放疗抵抗是局部晚期直肠腺癌(READ)肿瘤消退率低的主要原因。与放疗敏感性相关的生物标志物及其潜在的分子机制尚未完全阐明。
从癌症基因组图谱(TCGA)和基因表达综合数据库(GEO)获取 READ 的 mRNA 表达谱和基因表达数据集(GSE35452)。筛选出 READ 放疗反应者和非反应者之间的差异表达基因(DEGs)。对 DEGs 进行基因本体论(GO)分析和京都基因与基因组百科全书(KEGG)通路分析。使用随机森林 SRC 包通过随机生存森林分析鉴定枢纽基因。基于 CIBERSORT 算法、癌症药物敏感性基因组学(GDSC)数据库、基因集变异分析(GSVA)、富集分析(GSEA)、列线图、基序富集和非编码 RNA 网络分析,研究枢纽基因与免疫细胞浸润、药物敏感性、特定信号通路、预后预测和 TF-miRNA 调控以及 ceRNA 网络的关系。使用在线人类蛋白质图谱(HPA)显示临床样本中枢纽基因的表达。
共纳入 544 个上调和 575 个下调的 READ DEGs。其中,鉴定出三个枢纽基因,包括 PLAGL2、ZNF337 和 ALG10。这三个枢纽基因与肿瘤免疫浸润、不同的免疫相关基因和化疗药物敏感性显著相关。此外,它们与各种疾病相关基因的表达相关。此外,GSVA 和 GSEA 分析表明,PLAGL2、ZNF337 和 ALG10 的不同表达水平影响与疾病进展相关的各种信号通路。

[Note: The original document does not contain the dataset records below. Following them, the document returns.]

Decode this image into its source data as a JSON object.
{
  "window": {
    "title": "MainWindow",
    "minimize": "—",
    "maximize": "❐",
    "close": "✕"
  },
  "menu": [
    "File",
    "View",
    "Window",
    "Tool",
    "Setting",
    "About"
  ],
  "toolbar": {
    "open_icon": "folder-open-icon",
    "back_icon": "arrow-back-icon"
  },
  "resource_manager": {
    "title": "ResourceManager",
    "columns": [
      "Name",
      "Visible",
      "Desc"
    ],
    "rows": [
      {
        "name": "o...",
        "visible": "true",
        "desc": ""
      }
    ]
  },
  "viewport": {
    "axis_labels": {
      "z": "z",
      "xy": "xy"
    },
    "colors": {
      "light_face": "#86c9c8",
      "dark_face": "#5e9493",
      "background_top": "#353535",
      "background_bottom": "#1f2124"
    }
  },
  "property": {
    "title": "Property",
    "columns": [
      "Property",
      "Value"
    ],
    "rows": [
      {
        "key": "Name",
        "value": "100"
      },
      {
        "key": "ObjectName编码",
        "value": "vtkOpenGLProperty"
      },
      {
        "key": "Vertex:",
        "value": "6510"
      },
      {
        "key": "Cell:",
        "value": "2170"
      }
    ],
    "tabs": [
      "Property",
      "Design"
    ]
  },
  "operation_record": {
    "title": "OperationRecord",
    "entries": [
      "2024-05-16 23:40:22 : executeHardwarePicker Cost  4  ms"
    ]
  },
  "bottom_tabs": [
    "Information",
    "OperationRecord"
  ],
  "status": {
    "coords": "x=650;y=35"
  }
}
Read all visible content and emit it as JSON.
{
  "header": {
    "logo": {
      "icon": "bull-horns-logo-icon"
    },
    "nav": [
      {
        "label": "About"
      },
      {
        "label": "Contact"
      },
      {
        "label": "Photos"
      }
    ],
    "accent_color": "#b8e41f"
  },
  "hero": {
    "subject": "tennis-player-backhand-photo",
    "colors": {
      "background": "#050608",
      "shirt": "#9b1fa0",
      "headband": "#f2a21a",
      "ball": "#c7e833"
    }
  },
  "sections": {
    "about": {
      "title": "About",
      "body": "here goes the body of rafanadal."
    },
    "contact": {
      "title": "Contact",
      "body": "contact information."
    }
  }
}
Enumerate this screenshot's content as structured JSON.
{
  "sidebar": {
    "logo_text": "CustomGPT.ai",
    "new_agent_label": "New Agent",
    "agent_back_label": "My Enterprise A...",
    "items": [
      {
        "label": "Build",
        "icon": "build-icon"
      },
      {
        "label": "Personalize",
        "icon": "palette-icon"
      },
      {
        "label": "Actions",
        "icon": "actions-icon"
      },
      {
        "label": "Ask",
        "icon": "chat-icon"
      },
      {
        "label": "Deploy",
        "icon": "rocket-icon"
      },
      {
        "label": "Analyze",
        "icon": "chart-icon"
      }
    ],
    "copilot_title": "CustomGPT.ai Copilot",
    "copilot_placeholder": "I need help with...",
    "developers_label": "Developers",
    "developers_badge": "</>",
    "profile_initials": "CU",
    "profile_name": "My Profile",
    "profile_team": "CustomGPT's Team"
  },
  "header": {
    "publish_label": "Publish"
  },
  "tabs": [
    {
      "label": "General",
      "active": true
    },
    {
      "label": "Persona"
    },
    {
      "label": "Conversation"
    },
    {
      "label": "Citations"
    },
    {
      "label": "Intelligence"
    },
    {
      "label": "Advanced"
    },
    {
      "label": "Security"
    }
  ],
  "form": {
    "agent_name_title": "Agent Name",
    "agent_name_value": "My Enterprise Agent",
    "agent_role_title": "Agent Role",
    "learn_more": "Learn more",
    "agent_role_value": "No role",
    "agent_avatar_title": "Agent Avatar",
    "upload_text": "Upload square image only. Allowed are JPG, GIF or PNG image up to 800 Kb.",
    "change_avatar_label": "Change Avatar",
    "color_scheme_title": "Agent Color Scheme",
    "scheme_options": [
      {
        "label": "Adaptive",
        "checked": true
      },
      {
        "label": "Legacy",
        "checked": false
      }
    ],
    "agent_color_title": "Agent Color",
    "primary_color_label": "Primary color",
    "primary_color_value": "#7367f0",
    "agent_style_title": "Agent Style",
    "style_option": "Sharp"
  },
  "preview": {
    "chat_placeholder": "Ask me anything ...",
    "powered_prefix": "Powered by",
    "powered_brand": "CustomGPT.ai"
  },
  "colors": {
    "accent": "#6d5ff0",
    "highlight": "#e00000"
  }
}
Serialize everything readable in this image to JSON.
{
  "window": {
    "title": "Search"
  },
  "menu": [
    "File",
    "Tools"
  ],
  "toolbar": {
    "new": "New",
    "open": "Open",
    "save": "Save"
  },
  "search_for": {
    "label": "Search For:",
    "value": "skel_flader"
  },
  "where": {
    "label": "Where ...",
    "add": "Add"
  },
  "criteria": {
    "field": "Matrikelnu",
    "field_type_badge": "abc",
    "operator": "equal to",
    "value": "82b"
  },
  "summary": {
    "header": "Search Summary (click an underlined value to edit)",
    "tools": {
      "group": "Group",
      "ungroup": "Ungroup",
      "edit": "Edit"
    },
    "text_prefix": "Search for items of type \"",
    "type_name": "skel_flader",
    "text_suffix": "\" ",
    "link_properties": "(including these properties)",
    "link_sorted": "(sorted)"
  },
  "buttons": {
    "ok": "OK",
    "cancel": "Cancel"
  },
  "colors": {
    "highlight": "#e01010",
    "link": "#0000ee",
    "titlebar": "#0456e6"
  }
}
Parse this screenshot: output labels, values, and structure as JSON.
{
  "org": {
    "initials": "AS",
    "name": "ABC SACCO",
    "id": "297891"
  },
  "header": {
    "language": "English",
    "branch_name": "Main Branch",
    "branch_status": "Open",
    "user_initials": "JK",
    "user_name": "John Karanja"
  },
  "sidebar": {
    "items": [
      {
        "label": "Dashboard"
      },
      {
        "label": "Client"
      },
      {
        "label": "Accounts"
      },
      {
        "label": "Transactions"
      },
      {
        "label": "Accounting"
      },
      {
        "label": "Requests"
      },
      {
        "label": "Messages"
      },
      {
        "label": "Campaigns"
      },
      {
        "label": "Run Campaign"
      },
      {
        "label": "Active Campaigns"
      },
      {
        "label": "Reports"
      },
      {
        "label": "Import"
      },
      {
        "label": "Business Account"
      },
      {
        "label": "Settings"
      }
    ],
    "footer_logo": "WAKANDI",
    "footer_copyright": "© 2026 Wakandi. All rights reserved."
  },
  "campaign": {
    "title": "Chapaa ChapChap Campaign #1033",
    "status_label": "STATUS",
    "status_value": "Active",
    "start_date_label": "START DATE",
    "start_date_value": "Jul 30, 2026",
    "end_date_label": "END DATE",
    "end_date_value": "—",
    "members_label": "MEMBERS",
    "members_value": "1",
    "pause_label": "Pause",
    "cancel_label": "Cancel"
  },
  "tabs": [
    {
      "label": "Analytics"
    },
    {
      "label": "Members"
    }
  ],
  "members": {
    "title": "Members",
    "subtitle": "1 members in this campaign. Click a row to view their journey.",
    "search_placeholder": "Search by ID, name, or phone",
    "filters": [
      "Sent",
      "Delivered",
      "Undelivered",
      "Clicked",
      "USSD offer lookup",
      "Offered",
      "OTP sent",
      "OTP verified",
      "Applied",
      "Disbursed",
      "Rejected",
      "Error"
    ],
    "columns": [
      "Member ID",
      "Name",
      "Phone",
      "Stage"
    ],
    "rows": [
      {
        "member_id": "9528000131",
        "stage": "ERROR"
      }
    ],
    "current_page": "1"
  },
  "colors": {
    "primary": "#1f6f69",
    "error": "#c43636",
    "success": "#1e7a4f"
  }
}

基于三个枢纽基因的列线图和校准曲线显示出优异的预后预测性能。然后,建立了转录因子(ZBTB6)-mRNA(PLAGL2)的调控网络和 miRNA(has-miR-133b)-lncRNA 的 ceRNA 网络。最后,从 HPA 在线数据库获得的结果表明,READ 患者的 PLAGL2、ZNF337 和 ALG10 蛋白表达水平差异很大。
READ 中 PLAGL2、ZNF337 和 ALG10 的上调与放疗反应相关,并参与肿瘤细胞生物学的多个过程。它们可能是 READ 放疗敏感性和预后的潜在预测生物标志物。